At the game, Eilis is somewhat out of her element, and has trouble following the rules and plays. However, she is comfortable with Tony and his family, and finds herself observing him and enjoying his excitement and enthusiasm for the Dodgers. Her analysis of Tony at the game seems to be the main turning point in her questioning of whether or not she will make a commitment to him and decide to stay in NY. Rather than wishing for him to be Irish, or to be similar to her, in this moment she notes, “how different he was from her in every way. The idea that he would never see her as she felt that she saw him now came to her as an infinite relief, as a satisfactory solution to things” (Toibin 180). This acknowledgement of difference as a way of knowing that he is the right man for her, set against the backdrop of the Brooklyn Dodgers game, reinforces the idea of racial and ethnic melding as a positive evolution, both in Eilis’s life, as well as in the cultural life of Brooklyn, New York.

Jackie Robinson’s presence in the story as a heroic figure, sets the stage for what will be a coming of age story culminating in Eilis’s ultimate rejection of the expectations and norms of her small and culturally homogenous hometown and her eventual decision to integrate herself into a life where she embraces intimacy with people of different classes, races and ethnicities. Jackie Robinson lives on in the American psyche as one of the first popular icons of racial integration. He was accepted as a well-loved player of the Brooklyn Dodgers well before the Supreme Court declared school segregation illegal, at which time many African American players had already been integrated onto baseball teams (Tygiel 9).

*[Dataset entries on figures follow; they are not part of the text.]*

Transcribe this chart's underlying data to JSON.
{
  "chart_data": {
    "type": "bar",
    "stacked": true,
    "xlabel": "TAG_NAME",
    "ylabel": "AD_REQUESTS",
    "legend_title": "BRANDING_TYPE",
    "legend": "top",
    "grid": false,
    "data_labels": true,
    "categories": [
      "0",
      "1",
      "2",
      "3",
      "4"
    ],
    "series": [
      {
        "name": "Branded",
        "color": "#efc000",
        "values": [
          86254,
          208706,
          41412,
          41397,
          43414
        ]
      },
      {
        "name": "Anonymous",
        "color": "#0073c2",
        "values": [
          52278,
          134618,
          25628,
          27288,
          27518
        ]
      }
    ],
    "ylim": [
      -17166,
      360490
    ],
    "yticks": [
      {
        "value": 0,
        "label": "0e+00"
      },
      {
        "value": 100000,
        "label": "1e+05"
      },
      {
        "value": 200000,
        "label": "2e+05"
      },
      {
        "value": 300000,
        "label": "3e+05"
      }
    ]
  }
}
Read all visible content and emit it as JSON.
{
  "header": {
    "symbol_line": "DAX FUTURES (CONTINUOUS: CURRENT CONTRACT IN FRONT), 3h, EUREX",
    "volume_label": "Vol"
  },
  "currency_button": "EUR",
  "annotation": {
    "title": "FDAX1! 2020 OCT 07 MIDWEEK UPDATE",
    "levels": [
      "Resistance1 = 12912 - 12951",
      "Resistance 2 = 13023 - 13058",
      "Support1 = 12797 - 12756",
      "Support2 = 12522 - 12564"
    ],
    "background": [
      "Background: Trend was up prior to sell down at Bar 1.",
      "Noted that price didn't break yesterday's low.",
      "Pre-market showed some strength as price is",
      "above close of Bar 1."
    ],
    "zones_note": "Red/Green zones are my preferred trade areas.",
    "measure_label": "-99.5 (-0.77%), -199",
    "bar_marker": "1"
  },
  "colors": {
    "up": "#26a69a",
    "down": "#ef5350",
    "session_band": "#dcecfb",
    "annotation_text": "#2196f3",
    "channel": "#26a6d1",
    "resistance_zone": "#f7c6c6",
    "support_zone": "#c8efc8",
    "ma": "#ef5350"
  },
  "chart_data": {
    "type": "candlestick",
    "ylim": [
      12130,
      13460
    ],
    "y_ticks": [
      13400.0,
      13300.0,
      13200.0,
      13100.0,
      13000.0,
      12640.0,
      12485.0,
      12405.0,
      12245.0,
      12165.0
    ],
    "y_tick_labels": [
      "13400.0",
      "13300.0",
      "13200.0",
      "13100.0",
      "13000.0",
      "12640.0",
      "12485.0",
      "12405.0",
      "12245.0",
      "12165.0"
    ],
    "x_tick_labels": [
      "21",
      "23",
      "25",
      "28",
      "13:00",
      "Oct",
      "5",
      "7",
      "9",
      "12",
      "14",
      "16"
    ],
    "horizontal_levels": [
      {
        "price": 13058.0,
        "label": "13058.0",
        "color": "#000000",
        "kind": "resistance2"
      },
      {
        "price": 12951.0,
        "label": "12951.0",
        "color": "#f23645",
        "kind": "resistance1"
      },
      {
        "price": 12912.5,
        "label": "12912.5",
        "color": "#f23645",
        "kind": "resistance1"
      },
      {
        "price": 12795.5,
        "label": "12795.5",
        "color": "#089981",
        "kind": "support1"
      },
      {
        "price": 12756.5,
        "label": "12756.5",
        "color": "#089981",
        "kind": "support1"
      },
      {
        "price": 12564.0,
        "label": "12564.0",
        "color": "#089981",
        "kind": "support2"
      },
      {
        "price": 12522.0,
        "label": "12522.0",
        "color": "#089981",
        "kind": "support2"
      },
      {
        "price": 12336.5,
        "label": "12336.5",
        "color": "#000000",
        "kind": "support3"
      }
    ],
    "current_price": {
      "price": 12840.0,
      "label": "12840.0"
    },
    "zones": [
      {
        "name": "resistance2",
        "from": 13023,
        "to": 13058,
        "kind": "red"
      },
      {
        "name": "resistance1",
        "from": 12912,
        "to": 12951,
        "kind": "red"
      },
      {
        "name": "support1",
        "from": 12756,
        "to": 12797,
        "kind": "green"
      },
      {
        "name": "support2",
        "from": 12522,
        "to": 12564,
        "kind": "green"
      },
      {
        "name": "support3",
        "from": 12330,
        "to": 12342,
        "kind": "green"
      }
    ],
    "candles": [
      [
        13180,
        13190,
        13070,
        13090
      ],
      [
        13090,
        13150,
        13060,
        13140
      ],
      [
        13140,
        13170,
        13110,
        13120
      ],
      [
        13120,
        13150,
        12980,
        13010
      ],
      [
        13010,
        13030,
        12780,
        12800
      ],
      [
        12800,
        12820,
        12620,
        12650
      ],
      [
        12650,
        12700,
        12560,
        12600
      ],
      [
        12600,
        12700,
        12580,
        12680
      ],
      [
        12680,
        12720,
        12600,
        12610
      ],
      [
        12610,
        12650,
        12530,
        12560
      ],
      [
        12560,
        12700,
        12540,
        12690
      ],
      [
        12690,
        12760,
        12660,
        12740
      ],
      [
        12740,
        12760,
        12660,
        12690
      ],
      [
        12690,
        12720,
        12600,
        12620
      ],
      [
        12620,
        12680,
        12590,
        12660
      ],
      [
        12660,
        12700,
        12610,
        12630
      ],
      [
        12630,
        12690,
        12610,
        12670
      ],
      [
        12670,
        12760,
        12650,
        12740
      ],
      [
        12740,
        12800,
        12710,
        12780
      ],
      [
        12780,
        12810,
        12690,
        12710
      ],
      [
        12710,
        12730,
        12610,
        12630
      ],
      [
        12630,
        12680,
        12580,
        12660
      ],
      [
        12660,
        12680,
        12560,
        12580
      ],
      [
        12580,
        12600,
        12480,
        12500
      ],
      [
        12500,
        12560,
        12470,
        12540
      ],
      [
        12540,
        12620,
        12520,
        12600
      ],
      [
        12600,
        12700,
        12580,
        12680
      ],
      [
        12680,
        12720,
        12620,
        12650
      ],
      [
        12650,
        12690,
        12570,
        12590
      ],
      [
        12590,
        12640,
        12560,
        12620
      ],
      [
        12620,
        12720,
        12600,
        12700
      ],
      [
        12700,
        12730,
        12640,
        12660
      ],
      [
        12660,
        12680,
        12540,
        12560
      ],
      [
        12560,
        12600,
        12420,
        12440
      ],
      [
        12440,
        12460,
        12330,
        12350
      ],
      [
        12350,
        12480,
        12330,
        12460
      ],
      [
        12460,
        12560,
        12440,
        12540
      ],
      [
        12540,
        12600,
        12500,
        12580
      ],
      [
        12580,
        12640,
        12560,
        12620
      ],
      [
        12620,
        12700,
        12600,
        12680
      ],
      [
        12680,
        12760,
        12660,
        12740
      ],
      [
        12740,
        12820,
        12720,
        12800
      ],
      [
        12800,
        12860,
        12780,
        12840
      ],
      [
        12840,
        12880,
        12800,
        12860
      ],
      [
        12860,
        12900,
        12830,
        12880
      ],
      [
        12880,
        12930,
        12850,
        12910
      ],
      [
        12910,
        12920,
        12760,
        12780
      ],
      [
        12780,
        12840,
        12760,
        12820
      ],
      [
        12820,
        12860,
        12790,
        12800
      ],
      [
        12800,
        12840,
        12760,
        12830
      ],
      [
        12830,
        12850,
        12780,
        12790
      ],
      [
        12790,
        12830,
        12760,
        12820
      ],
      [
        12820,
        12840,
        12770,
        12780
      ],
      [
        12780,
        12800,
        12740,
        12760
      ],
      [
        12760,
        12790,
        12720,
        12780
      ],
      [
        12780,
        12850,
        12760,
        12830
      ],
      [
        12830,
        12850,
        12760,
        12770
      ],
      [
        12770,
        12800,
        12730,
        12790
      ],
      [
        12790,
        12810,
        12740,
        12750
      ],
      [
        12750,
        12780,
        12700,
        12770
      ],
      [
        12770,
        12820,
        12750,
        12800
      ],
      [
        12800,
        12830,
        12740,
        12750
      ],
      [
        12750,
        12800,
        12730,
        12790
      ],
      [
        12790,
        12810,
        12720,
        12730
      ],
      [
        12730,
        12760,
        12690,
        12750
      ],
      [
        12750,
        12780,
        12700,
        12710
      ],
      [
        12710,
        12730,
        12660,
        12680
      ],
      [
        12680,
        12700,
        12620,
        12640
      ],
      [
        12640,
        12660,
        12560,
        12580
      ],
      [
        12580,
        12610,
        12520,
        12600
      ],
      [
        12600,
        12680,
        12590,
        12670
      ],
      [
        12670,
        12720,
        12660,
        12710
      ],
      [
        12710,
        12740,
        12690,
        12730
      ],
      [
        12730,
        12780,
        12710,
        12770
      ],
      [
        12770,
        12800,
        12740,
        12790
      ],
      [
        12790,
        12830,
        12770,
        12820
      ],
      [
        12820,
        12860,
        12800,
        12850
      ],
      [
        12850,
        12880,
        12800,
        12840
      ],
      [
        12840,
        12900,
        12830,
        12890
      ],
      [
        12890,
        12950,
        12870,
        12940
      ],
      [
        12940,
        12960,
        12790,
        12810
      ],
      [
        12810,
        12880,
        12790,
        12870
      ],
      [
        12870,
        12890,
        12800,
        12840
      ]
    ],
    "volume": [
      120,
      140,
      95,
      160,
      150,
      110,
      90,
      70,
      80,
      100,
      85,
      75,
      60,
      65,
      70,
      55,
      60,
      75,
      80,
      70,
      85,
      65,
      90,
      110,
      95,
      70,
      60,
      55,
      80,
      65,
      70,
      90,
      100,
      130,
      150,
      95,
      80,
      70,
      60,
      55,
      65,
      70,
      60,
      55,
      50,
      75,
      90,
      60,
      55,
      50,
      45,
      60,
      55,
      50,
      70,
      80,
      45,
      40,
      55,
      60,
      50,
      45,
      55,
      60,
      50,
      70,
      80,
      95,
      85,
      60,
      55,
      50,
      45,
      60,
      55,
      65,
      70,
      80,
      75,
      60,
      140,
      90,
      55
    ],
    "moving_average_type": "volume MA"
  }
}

At the end of Brooklyn, Toibin’s main character Eilis, has to face the criticism and pressure of leaving her hometown to return to New York. She is frowned upon, not just by members of her community, but also by her own mother, for making the choice to return to Tony and a life of difference. Similarly, Jackie Robinson had to face tremendous pressure and even death threats as he broke racial barriers throughout his life and career in baseball. In the end, “Robinson’s performance under unimaginable pressure was truly one of the greatest athletic triumphs, if not the greatest, in American history” (Glasser). Although at the end of Brooklyn, it isn’t totally clear what exactly Eilis will find when she returns to NY and Tony, the example of Jackie Robinson and the Brooklyn Dodgers and their hard won popularity and success gives the reader a sense of hope for Eilis’s future, even though she is turning away from what would have been an easy and comfortable life of success in her Irish hometown.

Works Cited

Glasser, Ira. “Branch Rickey and Jackie Robinson, Precursors of the Civil Rights Movement.” The World and I, March 2003.

Toibin, Colm. Brooklyn. Ireland: Scribner, 2009.

Tygiel, Jules. Baseball’s Great Experiment: Jackie Robinson and His Legacy. New York: Oxford University Press, 1983.